Borrowed, Learned, & Thought (or BL&T) is a weekly newsletter sent on Mondays. In every edition, I share a borrowed idea (quote, excerpt), a lesson learned from the previous week, and a thought starter heading into the new week. Learn more and subscribe here.
"The human body is the best picture of the human soul."
Every quarter, I join Peter, Sei-Wook, and Wes (the other Barrel partners) for an all-day planning meeting. We reflect on the past three months and define our focus for the next three months. The day always moves quickly and I leave feeling energized - even on Zoom! We met last week to prepare for Q4.
We consistently end these meetings with the same sentiment: "Well, we have a lot of work to do. Let's do it!" This time, there was one nuance - the work.

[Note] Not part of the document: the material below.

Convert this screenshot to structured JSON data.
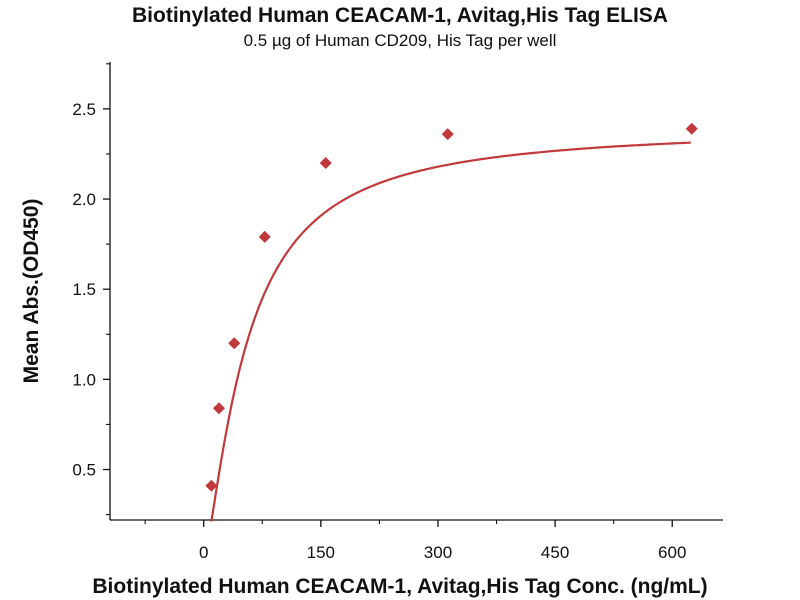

When looking back on previous meetings, we've found that we don't always see the big picture. When it feels like there's a lot that isn't working, it's hard not to be reactive. In time, we've found that these types of issues are better tackled in collaboration with those closest to the day-to-day processes. We can't expect to make them vanish on our own and truthfully, many of them will always be a challenge.
In our meeting last week, we didn't get hung up on these "pressing" issues; we gave them their space and moved on. Our focus for Q4 is not a bunch of band-aids to fix what feels like it isn't working right now. Instead, we defined the opportunities that we believe will take the business into uncharted territory. That's exciting.

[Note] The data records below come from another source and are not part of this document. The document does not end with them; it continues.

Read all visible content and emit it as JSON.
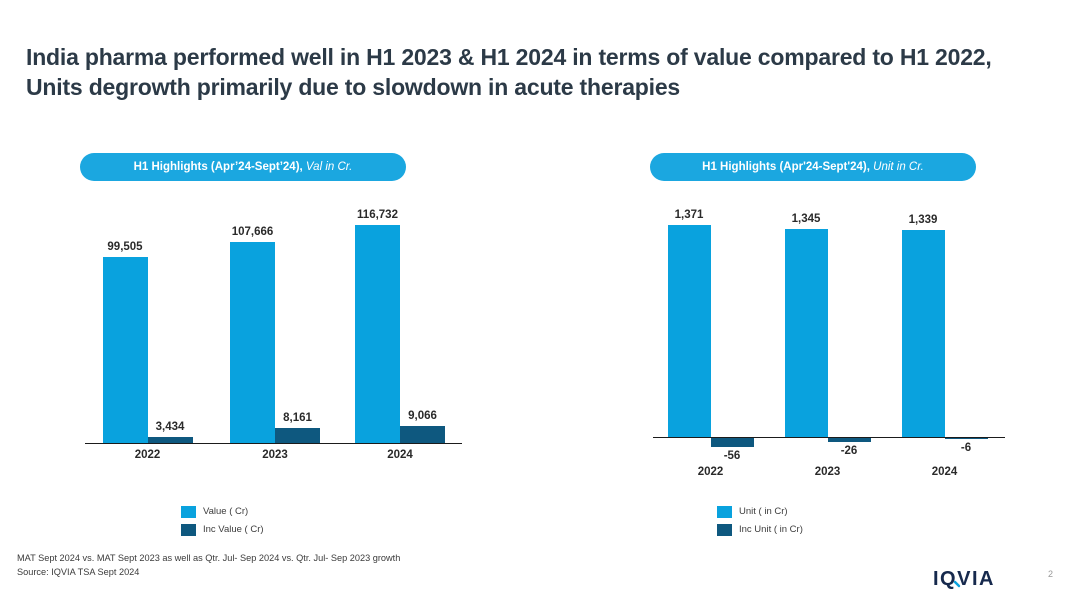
{
  "title": {
    "text": "India pharma performed well in H1 2023 & H1 2024 in terms of value compared to H1 2022, Units degrowth primarily due to slowdown in acute therapies"
  },
  "colors": {
    "primary_cyan": "#09A2DE",
    "dark_navy": "#0E587F",
    "pill_background": "#1BA7E0",
    "title_text": "#2C3A47",
    "axis_line": "#1b1b1b"
  },
  "chart_data": [
    {
      "type": "bar",
      "title": "H1 Highlights (Apr'24-Sept'24), Val in Cr.",
      "title_bold": "H1 Highlights (Apr’24-Sept’24),",
      "title_italic": " Val in Cr.",
      "categories": [
        "2022",
        "2023",
        "2024"
      ],
      "series": [
        {
          "name": "Value ( Cr)",
          "color": "#09A2DE",
          "values": [
            99505,
            107666,
            116732
          ],
          "labels": [
            "99,505",
            "107,666",
            "116,732"
          ]
        },
        {
          "name": "Inc Value ( Cr)",
          "color": "#0E587F",
          "values": [
            3434,
            8161,
            9066
          ],
          "labels": [
            "3,434",
            "8,161",
            "9,066"
          ]
        }
      ],
      "ylim": [
        0,
        120000
      ],
      "grid": false,
      "legend_position": "bottom-left",
      "xlabel": "",
      "ylabel": ""
    },
    {
      "type": "bar",
      "title": "H1 Highlights (Apr'24-Sept'24), Unit in Cr.",
      "title_bold": "H1 Highlights (Apr'24-Sept'24),",
      "title_italic": " Unit in Cr.",
      "categories": [
        "2022",
        "2023",
        "2024"
      ],
      "series": [
        {
          "name": "Unit ( in Cr)",
          "color": "#09A2DE",
          "values": [
            1371,
            1345,
            1339
          ],
          "labels": [
            "1,371",
            "1,345",
            "1,339"
          ]
        },
        {
          "name": "Inc Unit ( in Cr)",
          "color": "#0E587F",
          "values": [
            -56,
            -26,
            -6
          ],
          "labels": [
            "-56",
            "-26",
            "-6"
          ]
        }
      ],
      "ylim": [
        -100,
        1400
      ],
      "grid": false,
      "legend_position": "bottom-left",
      "xlabel": "",
      "ylabel": ""
    }
  ],
  "footer": {
    "line1": "MAT Sept 2024 vs. MAT Sept 2023 as well as Qtr. Jul- Sep 2024 vs. Qtr. Jul- Sep 2023 growth",
    "line2": "Source: IQVIA TSA Sept 2024"
  },
  "logo": {
    "icon": "iqvia-lines-icon",
    "text": "IQVIA"
  },
  "page_number": "2"
}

As we ended our meeting, I thought: "We've come a long way. Let's keep it going!"
Fun fact: We used to hold our quarterly meetings on the weekend. It seemed impossible for the four of us to be out for an entire day at the same time. Last week, we met on a Thursday. While it might seem small, it represents something much larger: growth. Five years from now, I can only imagine what I might write about this meeting. I can't wait to find out.
Lesson? If you paint a wall and watch it dry, it may be challenging to see the color change as the paint becomes less wet. You may grow impatient or even tempted to try a new color. If you paint a wall and step away for a few hours, your experience will change. When you return, you’ll be surprised to find that the color is much closer to what you expected. Not to mention - your mind is clear and you've had a break.
If I wrote myself a letter five years ago, what would it say? How would I reply today?